Utilize este identificador para referenciar este registo: http://hdl.handle.net/10400.17/156
Título: Octreótido - Uma Terapêutica Opcional para Quilotórax Pós-Cirúrgico em Crianças com Cardiopatia Congénita
Outros títulos: Octreotide - Additional Conservative Therapy for Postoperative Chylothorax in Congenital Heart Disease
Autor: Paramés, F
Freitas, I
Fragata, J
Trigo, C
Pinto, MF
Palavras-chave: Criança
Quilotórax
Octreótido
Complicações Pós-Operatórias
Estudos Retrospectivos
Cardiopatia Congénita
Data: 2009
Editora: Sociedade Portuguesa de Cardiologia
Citação: Rev Port Cardiol. 2009 Jul-Aug;28(7-8):799-807
Resumo: INTRODUCTION: Chylothorax is a rare but serious postoperative condition in children with congenital heart disease. Conventional medical treatment consists of specific long-term dietary modification, and surgical reintervention, such as lymphatic duct ligation, may be indicated in refractory cases. In recent years, an additional conservative treatment, octreotide, a synthetic analog of somatostatin, has been used in management of congenital and postoperative chylothorax. METHODS: The objective of this work was to analyze the efficacy and safety of this treatment for chylothorax after congenital heart surgery.

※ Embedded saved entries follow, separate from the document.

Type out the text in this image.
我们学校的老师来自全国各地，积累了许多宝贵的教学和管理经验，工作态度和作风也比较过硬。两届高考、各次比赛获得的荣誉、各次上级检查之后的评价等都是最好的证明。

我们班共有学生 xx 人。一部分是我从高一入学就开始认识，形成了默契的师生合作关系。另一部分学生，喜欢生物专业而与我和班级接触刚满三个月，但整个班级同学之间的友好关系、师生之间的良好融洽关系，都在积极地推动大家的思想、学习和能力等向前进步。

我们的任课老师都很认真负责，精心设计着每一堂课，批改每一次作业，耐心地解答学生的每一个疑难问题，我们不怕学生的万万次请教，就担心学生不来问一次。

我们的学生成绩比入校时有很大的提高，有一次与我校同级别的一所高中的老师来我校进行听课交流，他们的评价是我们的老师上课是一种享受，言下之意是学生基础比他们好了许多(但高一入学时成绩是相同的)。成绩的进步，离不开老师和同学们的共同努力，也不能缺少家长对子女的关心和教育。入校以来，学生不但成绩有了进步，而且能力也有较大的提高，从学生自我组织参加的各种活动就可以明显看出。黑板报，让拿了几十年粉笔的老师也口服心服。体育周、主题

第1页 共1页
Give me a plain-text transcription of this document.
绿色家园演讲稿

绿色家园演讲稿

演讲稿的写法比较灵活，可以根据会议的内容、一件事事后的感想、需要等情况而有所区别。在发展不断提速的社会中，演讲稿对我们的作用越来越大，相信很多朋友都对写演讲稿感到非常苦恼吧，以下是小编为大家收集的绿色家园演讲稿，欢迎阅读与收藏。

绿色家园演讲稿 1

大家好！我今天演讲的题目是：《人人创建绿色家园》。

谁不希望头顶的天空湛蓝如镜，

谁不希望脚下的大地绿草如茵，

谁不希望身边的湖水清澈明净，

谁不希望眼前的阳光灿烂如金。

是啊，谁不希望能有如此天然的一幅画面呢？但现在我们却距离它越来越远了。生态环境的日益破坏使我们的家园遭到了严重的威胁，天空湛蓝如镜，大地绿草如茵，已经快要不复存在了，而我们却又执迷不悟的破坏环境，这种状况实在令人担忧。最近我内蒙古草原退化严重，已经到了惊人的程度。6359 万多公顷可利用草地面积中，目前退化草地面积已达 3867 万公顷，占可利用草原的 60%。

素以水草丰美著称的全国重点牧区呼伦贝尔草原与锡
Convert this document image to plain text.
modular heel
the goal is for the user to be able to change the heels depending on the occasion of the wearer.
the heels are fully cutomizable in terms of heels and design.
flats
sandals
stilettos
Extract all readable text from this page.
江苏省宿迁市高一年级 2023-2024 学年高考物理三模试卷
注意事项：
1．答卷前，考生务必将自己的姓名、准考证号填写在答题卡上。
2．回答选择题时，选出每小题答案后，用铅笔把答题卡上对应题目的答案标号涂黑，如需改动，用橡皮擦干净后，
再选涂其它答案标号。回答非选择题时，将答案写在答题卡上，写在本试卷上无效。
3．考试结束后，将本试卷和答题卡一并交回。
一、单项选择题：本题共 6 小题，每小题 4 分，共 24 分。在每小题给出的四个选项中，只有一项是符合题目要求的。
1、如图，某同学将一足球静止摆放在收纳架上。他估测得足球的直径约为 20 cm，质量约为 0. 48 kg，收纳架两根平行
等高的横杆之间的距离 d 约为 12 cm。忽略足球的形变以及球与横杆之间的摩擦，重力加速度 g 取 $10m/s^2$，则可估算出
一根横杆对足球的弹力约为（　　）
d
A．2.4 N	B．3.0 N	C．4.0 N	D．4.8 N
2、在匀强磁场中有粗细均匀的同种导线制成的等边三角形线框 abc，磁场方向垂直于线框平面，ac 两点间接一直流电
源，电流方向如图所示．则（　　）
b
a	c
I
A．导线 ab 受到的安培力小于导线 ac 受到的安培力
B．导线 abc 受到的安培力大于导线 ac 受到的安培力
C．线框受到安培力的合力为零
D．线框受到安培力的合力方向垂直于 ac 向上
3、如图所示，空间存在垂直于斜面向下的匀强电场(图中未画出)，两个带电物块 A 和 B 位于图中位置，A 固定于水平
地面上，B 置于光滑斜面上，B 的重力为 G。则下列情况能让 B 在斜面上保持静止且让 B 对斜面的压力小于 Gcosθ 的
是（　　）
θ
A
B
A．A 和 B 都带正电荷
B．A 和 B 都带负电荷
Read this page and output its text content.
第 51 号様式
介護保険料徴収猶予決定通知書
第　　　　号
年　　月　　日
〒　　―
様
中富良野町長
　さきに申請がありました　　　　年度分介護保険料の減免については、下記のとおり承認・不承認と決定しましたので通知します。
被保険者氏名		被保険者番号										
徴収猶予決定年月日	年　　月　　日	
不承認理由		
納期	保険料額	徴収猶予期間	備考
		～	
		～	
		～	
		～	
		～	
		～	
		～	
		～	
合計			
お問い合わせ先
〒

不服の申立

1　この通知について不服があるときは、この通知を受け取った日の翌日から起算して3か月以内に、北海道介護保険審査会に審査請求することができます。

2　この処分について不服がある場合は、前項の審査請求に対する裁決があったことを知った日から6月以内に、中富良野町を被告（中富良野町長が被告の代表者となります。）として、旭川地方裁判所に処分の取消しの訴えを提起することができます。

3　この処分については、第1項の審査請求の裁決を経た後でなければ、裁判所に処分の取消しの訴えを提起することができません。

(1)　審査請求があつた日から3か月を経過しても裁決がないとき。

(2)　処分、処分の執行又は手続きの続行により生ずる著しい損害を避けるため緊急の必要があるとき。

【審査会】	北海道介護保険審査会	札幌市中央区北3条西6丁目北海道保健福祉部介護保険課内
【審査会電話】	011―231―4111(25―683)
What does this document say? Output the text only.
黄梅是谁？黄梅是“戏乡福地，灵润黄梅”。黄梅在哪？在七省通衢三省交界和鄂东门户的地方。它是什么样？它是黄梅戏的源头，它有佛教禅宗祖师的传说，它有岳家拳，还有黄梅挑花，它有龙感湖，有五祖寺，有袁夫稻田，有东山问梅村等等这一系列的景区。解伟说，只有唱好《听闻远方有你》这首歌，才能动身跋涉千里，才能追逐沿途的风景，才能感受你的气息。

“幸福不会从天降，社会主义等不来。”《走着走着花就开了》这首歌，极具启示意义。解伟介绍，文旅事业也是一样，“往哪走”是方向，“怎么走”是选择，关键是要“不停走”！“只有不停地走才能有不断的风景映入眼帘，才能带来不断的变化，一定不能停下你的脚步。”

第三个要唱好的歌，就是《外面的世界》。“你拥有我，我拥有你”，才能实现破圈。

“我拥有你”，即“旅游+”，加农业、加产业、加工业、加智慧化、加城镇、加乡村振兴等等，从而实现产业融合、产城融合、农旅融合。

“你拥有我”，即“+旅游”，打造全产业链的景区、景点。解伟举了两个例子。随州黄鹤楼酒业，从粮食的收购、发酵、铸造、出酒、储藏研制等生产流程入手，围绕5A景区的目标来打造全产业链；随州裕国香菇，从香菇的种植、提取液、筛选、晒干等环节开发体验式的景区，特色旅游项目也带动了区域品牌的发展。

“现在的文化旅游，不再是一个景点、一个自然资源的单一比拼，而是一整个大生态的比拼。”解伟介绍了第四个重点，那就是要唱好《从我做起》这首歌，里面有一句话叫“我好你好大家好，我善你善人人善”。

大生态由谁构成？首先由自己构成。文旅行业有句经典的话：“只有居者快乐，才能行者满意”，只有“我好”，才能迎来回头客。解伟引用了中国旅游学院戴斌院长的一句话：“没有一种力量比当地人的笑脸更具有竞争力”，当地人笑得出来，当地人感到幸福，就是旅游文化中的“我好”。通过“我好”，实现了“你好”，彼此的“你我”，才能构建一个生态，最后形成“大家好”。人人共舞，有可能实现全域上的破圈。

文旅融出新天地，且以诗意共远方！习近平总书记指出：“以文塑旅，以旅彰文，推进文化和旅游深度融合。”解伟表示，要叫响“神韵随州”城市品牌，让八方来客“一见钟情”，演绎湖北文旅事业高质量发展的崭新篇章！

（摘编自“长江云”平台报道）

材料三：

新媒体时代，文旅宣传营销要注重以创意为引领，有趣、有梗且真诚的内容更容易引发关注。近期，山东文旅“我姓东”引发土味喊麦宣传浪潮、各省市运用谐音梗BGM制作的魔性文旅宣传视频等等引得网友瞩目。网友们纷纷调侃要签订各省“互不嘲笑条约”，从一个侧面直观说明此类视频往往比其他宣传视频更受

We reviewed the records of sixteen patients with chylothorax after surgery for congenital heart disease between January 1999 and December 2007, and collected the following data: demographic information; type of surgical procedure; onset, duration and management of chylothorax and treatment; and duration of hospital stay. To analyze efficacy we compared these parameters in children receiving conventional treatment only with those receiving octreotide. To analyze safety we compared the adverse effects of both treatments. Octreotide was administered at a dose of 4 to 10 microg/kg/hour, with monitoring of side effects. RESULTS: The incidence of chylothorax in our population was 1.6%. It occurred more often after Glenn and Fontan procedures (8 patients). Octreotide was begun three days after diagnosis of chylothorax and continued for a median of seventeen days (ranging from 4 to 26 days), until complete resolution. Side effects were frequent (in 3 of the 8 patients) but of no clinical relevance. All patients responded to the therapy and there was no indication for further surgical intervention. DISCUSSION AND CONCLUSIONS: Octreotide is safe and effective in the treatment of postoperative chylothorax in children with congenital heart disease. It is a useful adjunctive therapy to the conventional treatment of this complication.